A reforma em debate
Data: 09/07/2008
ABP co-organiza Colóquio Psiquiatria e Saúde Pública para discutir os impasses e novos desafios da assistência psiquiátrica no Brasil
A Associação Brasileira de Psiquiatria organiza, em parceria com o Ministério da Saúde, o Laboratório de Estudos e Pesquisas em Saúde Mental (LAPS/ENSP/Fiocruz) e o Instituto de Medicina Social da Universidade Estadual do Rio de Janeiro (UERJ), o “Colóquio Psiquiatria e Saúde Pública: Atualizando a Agenda da Reforma Psiquiátrica Brasileira”, que acontecerá nos dias 25 e 26 de julho, na UERJ. O objetivo do evento é discutir os impasses e novos desafios que o atual quadro da assistência psiquiátrica no Brasil apresenta, com o intuito de contribuir na ordenação de uma nova agenda para os próximos anos.
Os debates terão representantes de setores envolvidos com o tema - a universidade, os órgãos públicos e a ABP. Serão quatro eixos temáticos: Epistemologia, ética e clínica; Dispositivos assistenciais; Estilos de formação profissional; Neurociências, biotecnologias e clínica. Para cada eixo haverá uma mesa-redonda com três relatores e dois debatedores.

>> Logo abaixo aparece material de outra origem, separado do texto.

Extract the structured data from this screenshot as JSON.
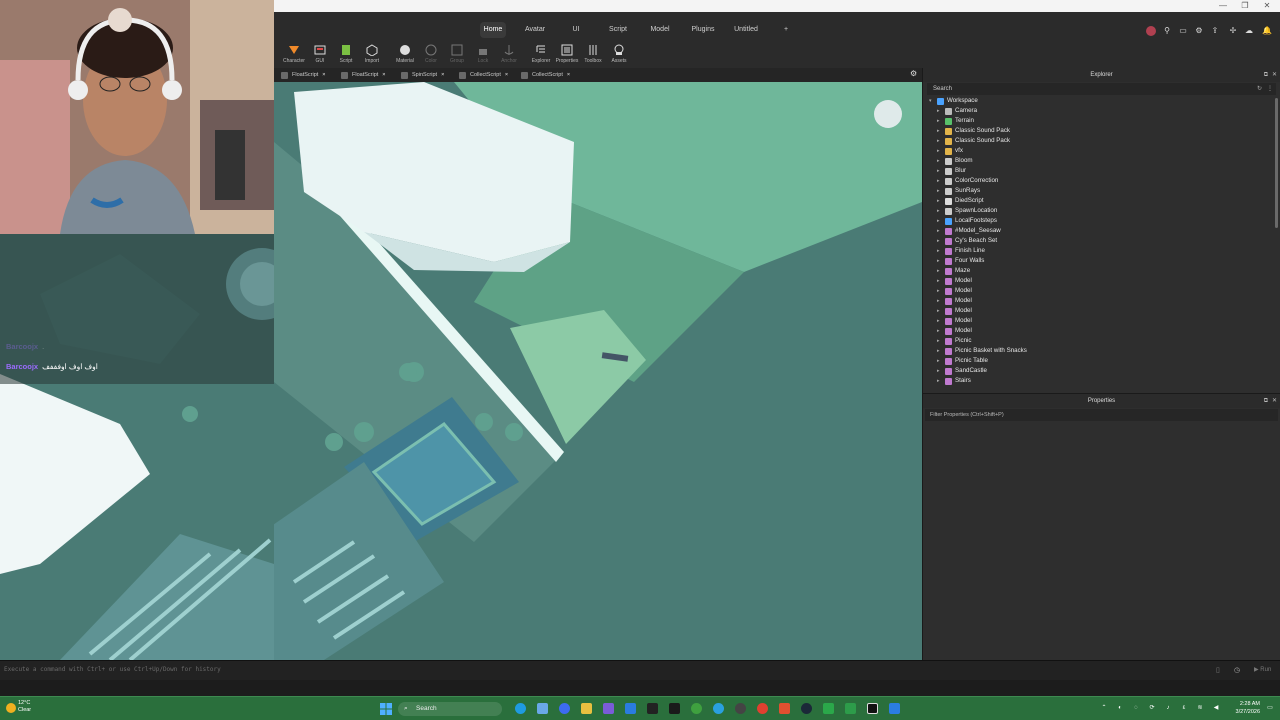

O presidente da ABP, João Alberto Carvalho, coordenará a mesa-redonda “Epistemologia, ética e clínica: pluralidade ou ecletismo”. Para ele, o evento é uma oportunidade de firmar o posicionamento da Associação. “Na gestão de Josimar França, a ABP abriu caminhos de negociação com o poder público. Hoje podemos e devemos aproveitar a oportunidade de sentar à mesma mesa para discutir idéias e apresentar proposições sérias, que direcionem as políticas de saúde mental no Brasil”, comentou.
As outras mesas do Colóquio abordarão os seguintes temas: “Dispositivos assistenciais: modelo ou rede”; “O trabalho em saúde mental: construindo uma agenda de formação” e “Neurociências, biotecnologias e clínica da reforma”. Em todas as atividades, haverá representantes da Associação Brasileira de Psiquiatria
Ao final do Colóquio, os organizadores planejam produzir uma carta que expresse o conteúdo das discussões. O documento terá um caráter analítico e propositivo e será distribuído amplamente no campo da psiquiatria e da saúde mental, como instrumento para fomentar o debate sobre a agenda da reforma psiquiátrica e os rumos da política de saúde mental no país. Também há o planejamento para montar uma publicação com os papers, a discussão (editada) e as conclusões, em uma revista indexada ou em livro, por uma editora com penetração na área da saúde.